Diversification is a technique that reduces risk by allocating investments among various financial instruments, industries, and other categories. It aims to maximize returns by investing in different areas that would each react differently to the same event.
Most investment professionals agree that, although it does not guarantee against loss, diversification is the most important component of reaching long-range financial goals while minimizing risk. Here, we look at why this is true and how to accomplish diversification in your portfolio.
The corporate strategy
Corporate strategy is hierarchically the highest strategic plan of the organization, which defines the corporate overall goals and directions and the way in which will be achieved within strategic management activities. It is a long-term, clearly defined vision of the direction of a company or organization.
While business strategy thinks about individual lines of business, corporate strategy refers to how we compete across lines of business.
There are 4 types of companies, considering the level and quality of the diversification they have:
Low diversification / Single Business: this company's revenue comes from a single business unit.

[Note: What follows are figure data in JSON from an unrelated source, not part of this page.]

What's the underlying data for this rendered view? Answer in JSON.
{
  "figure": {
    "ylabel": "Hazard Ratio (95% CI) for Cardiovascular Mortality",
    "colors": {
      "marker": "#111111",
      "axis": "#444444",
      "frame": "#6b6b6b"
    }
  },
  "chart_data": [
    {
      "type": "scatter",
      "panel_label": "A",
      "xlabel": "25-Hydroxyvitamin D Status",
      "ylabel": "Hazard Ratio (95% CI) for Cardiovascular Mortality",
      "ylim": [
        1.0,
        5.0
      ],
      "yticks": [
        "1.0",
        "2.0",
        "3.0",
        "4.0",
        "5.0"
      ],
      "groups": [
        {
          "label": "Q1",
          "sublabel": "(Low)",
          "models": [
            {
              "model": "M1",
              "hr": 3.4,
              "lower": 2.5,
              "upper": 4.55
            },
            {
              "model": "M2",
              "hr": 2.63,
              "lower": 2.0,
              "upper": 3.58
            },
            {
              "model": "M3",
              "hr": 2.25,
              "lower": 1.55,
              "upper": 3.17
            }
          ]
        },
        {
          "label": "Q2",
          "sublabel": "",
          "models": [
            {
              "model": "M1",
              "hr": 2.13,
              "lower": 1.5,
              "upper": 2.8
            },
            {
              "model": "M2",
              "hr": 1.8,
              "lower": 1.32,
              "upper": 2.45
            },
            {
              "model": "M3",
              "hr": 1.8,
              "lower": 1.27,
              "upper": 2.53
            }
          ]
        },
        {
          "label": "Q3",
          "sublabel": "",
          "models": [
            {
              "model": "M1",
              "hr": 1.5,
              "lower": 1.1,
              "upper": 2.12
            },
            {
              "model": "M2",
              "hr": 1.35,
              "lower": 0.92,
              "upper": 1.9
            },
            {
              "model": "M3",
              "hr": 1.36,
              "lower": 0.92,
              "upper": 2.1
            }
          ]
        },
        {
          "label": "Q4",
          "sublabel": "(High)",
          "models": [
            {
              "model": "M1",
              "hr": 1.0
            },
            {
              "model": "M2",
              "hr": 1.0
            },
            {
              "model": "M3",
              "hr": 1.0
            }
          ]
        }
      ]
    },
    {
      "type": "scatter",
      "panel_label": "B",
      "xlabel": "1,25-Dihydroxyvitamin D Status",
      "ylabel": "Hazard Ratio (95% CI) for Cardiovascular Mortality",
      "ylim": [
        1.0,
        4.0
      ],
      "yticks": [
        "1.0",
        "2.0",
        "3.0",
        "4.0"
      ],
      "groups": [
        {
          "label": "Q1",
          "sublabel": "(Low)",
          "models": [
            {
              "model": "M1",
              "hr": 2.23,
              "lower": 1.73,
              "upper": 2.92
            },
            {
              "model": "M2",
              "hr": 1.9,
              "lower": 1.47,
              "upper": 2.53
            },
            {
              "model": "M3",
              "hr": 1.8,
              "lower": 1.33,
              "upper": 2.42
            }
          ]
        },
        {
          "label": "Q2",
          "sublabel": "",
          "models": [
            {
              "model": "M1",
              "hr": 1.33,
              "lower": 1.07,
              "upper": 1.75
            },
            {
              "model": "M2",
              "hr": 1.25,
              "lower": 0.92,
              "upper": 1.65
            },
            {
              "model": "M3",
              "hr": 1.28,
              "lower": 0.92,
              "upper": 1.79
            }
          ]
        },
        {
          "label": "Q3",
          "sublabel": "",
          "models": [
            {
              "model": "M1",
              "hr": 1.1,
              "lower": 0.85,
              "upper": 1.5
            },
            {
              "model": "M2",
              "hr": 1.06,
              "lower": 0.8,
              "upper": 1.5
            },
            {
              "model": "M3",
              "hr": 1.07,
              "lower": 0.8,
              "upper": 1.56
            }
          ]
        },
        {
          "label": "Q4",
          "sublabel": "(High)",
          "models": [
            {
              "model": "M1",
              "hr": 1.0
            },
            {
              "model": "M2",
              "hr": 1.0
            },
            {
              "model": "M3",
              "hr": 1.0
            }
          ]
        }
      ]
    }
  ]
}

Google is a good example of a business that has numerous businesses they are entering in to but the vast majority of their revenue, at least right now come from search and from their AdWords advertising strategy. Coca-Cola is another good example of a very large business, but its single dominant business is the cola and beverage business, though they do have some other businesses they hold.
Low diversification / Dominant Business: Contrast that to another low diversification type, but one that is not quite as dominated as a single business as the examples I gave before. This might be someone like Pepsi. Now Pepsi differs in Coke in that they have businesses like Frito-Lay and Quaker Foods as part of their portfolio. So while beverages make up a significant portion of their business, they still have other businesses as well that contribute to their revenues.
High diversification / Related: Those that have what we call related diversification, those are businesses that are operating in multiple businesses, but there’s some shared value chain at the end of the day. Think of Disney here. Disney has multiple lines of business but one could argue that there are some synergy, some relatedness between them. This might be Disney’s theme parks feeding into their movies, their movie characters. The movie characters then being used for merchandise and the like. And there are some inter-relatedness between what might otherwise look like very diverse businesses.
High diversification / Unrelated: This type defers from the previous one due to the difference between the different business units. For example, GE and Virgin and clear examples of this type.
Why companies diversify?
There are 3 main groups of reasons of why companies diversify.
- Financial reasons: Capitalize in opportunities in related, unrelated or markets, reduce volatility, or reduce risk.
- Operational reasons: Exploit economies of scale and scope, transfer/leverage rent-generating assets, improve coordination among business.
- Strategic reasons: Eliminate competition by subsidizing a price war, raise rival's cost, reduce rivalry through mutual forbearance, minimize transaction cost of using markets.